Jul 15, 2010 8:32 am US/Pacific
Sacramento Mom Goes To China To Find Donor For Daughter
LIUZHOU, China (AP) ―Sherrie Cramer breaks into stifled sobs as she nears the dirt-streaked former orphanage in China where her daughter lived as a severely malnourished infant.
Once again, Cramer is fighting to keep the child she adopted alive. But this time, it's a battle against leukemia, and the odds are not in her favor.
Without a bone marrow transplant, Katie, now 16, may die from the aggressive blood cancer. The family has just a month, maybe two, to find a donor.

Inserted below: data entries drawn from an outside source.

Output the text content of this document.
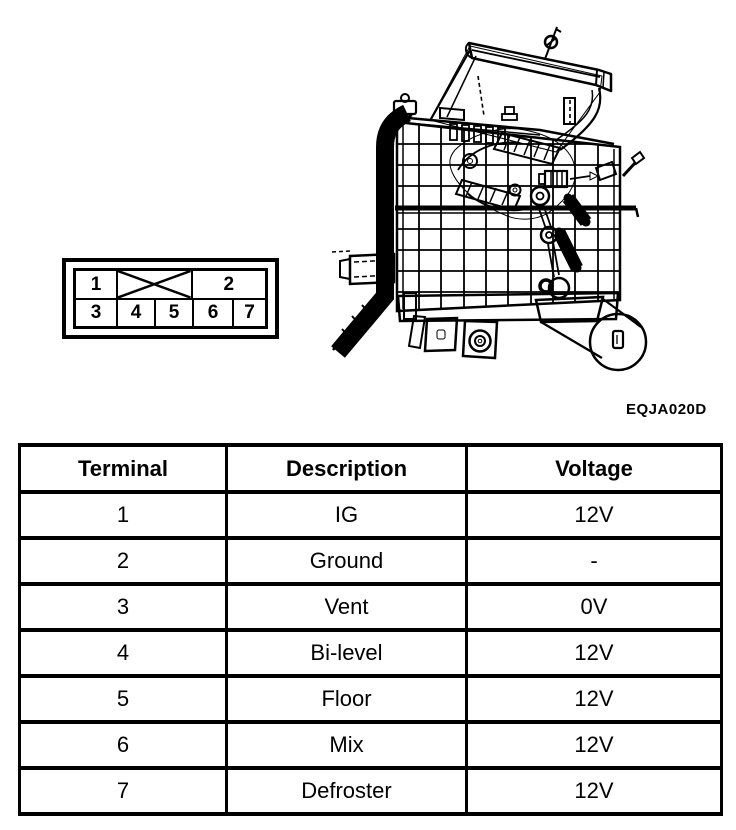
1	2
3 4 5 6 7
EQJA020D
Terminal	Description	Voltage
1	IG	12V
2	Ground	-
3	Vent	0V
4	Bi-level	12V
5	Floor	12V
6	Mix	12V
7	Defroster	12V
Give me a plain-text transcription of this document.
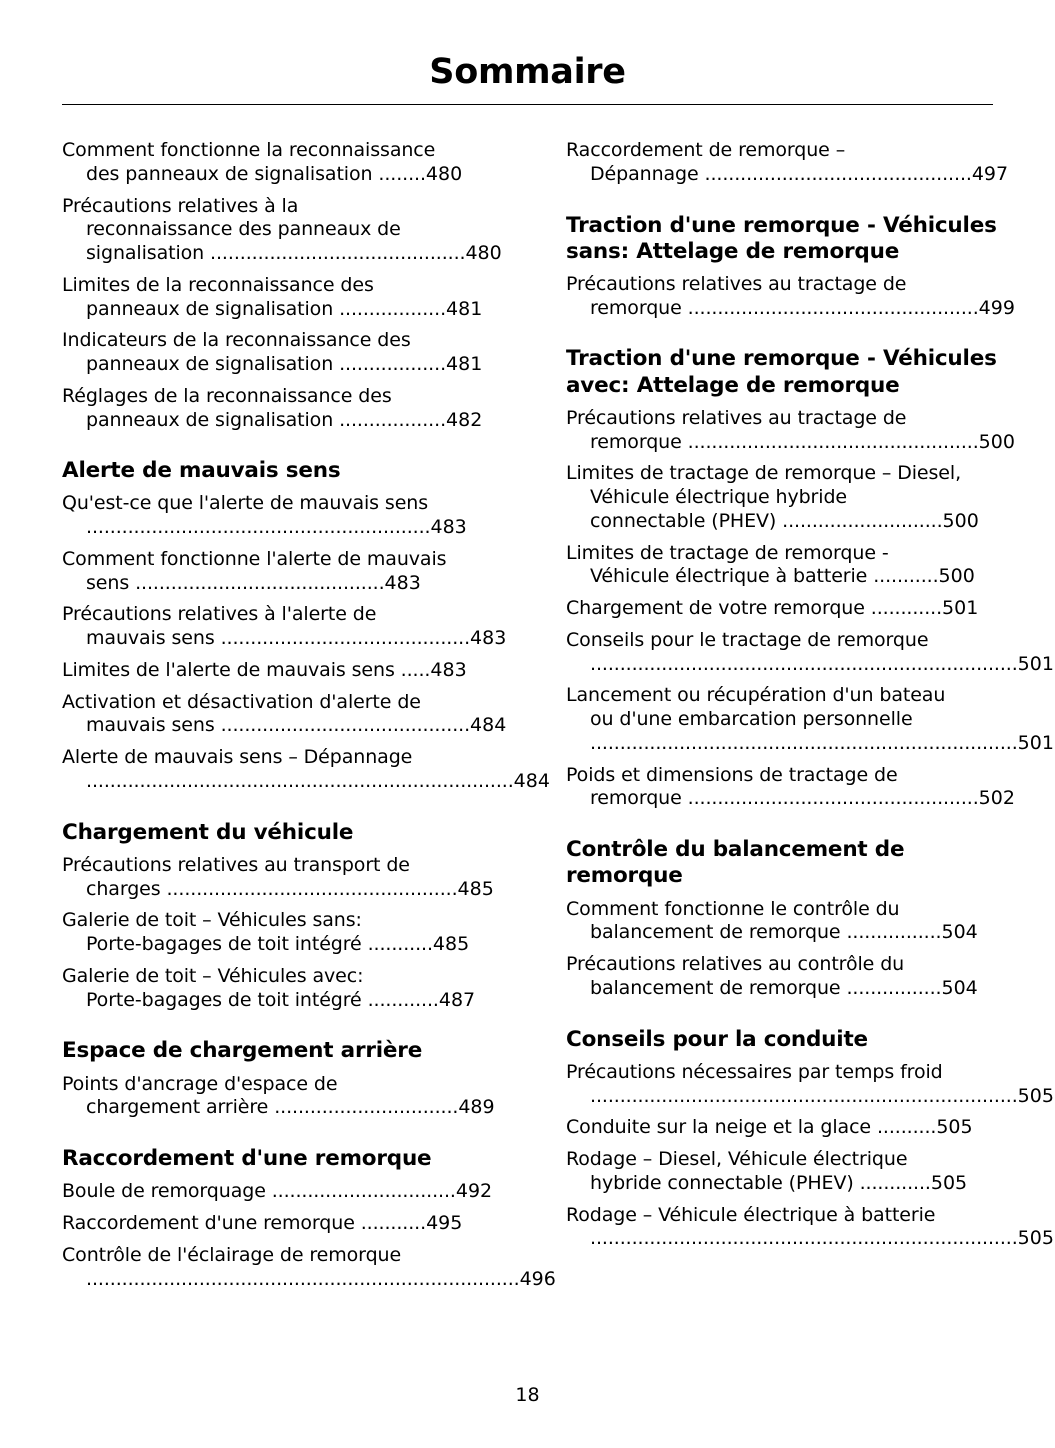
Sommaire
Comment fonctionne la reconnaissance
des panneaux de signalisation ........480
Précautions relatives à la
reconnaissance des panneaux de
signalisation ...........................................480
Limites de la reconnaissance des
panneaux de signalisation ..................481
Indicateurs de la reconnaissance des
panneaux de signalisation ..................481
Réglages de la reconnaissance des
panneaux de signalisation ..................482
Alerte de mauvais sens
Qu'est-ce que l'alerte de mauvais sens
..........................................................483
Comment fonctionne l'alerte de mauvais
sens ..........................................483
Précautions relatives à l'alerte de
mauvais sens ..........................................483
Limites de l'alerte de mauvais sens .....483
Activation et désactivation d'alerte de
mauvais sens ..........................................484
Alerte de mauvais sens – Dépannage
........................................................................484
Chargement du véhicule
Précautions relatives au transport de
charges .................................................485
Galerie de toit – Véhicules sans:
Porte-bagages de toit intégré ...........485
Galerie de toit – Véhicules avec:
Porte-bagages de toit intégré ............487
Espace de chargement arrière
Points d'ancrage d'espace de
chargement arrière ...............................489
Raccordement d'une remorque
Boule de remorquage ...............................492
Raccordement d'une remorque ...........495
Contrôle de l'éclairage de remorque
.........................................................................496
Raccordement de remorque –
Dépannage .............................................497
Traction d'une remorque - Véhicules sans: Attelage de remorque
Précautions relatives au tractage de
remorque .................................................499
Traction d'une remorque - Véhicules avec: Attelage de remorque
Précautions relatives au tractage de
remorque .................................................500
Limites de tractage de remorque – Diesel,
Véhicule électrique hybride
connectable (PHEV) ...........................500
Limites de tractage de remorque -
Véhicule électrique à batterie ...........500
Chargement de votre remorque ............501
Conseils pour le tractage de remorque
........................................................................501
Lancement ou récupération d'un bateau
ou d'une embarcation personnelle
........................................................................501
Poids et dimensions de tractage de
remorque .................................................502
Contrôle du balancement de remorque
Comment fonctionne le contrôle du
balancement de remorque ................504
Précautions relatives au contrôle du
balancement de remorque ................504
Conseils pour la conduite
Précautions nécessaires par temps froid
........................................................................505
Conduite sur la neige et la glace ..........505
Rodage – Diesel, Véhicule électrique
hybride connectable (PHEV) ............505
Rodage – Véhicule électrique à batterie
........................................................................505
18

The teenager has no known blood relatives and her best chance of a match will be someone from her Zhuang ethnic group, China's largest minority of 16 million. So Cramer, of Sacramento, Calif., made the heart-wrenching decision to leave her daughter and go to China in search of a donor in the city of Katie's birth.
"I needed to come and do whatever I could do to ask the people of China to help me," says the 56-year-old English teacher and mother of three, all adopted from China. "I can give her everything, I can give her love and clothes and an education, but I cannot give her genetic markers for a match."
Cramer's effort highlights the lengths to which some ethnic minorities must go to find lifesaving bone marrow transplants. The Asian American Donor Program says ethnic minorities overall have a 50 percent chance of finding a perfect match from the U.S. bone marrow donor registry of 8 million people, compared to an 80 percent chance for Caucasians.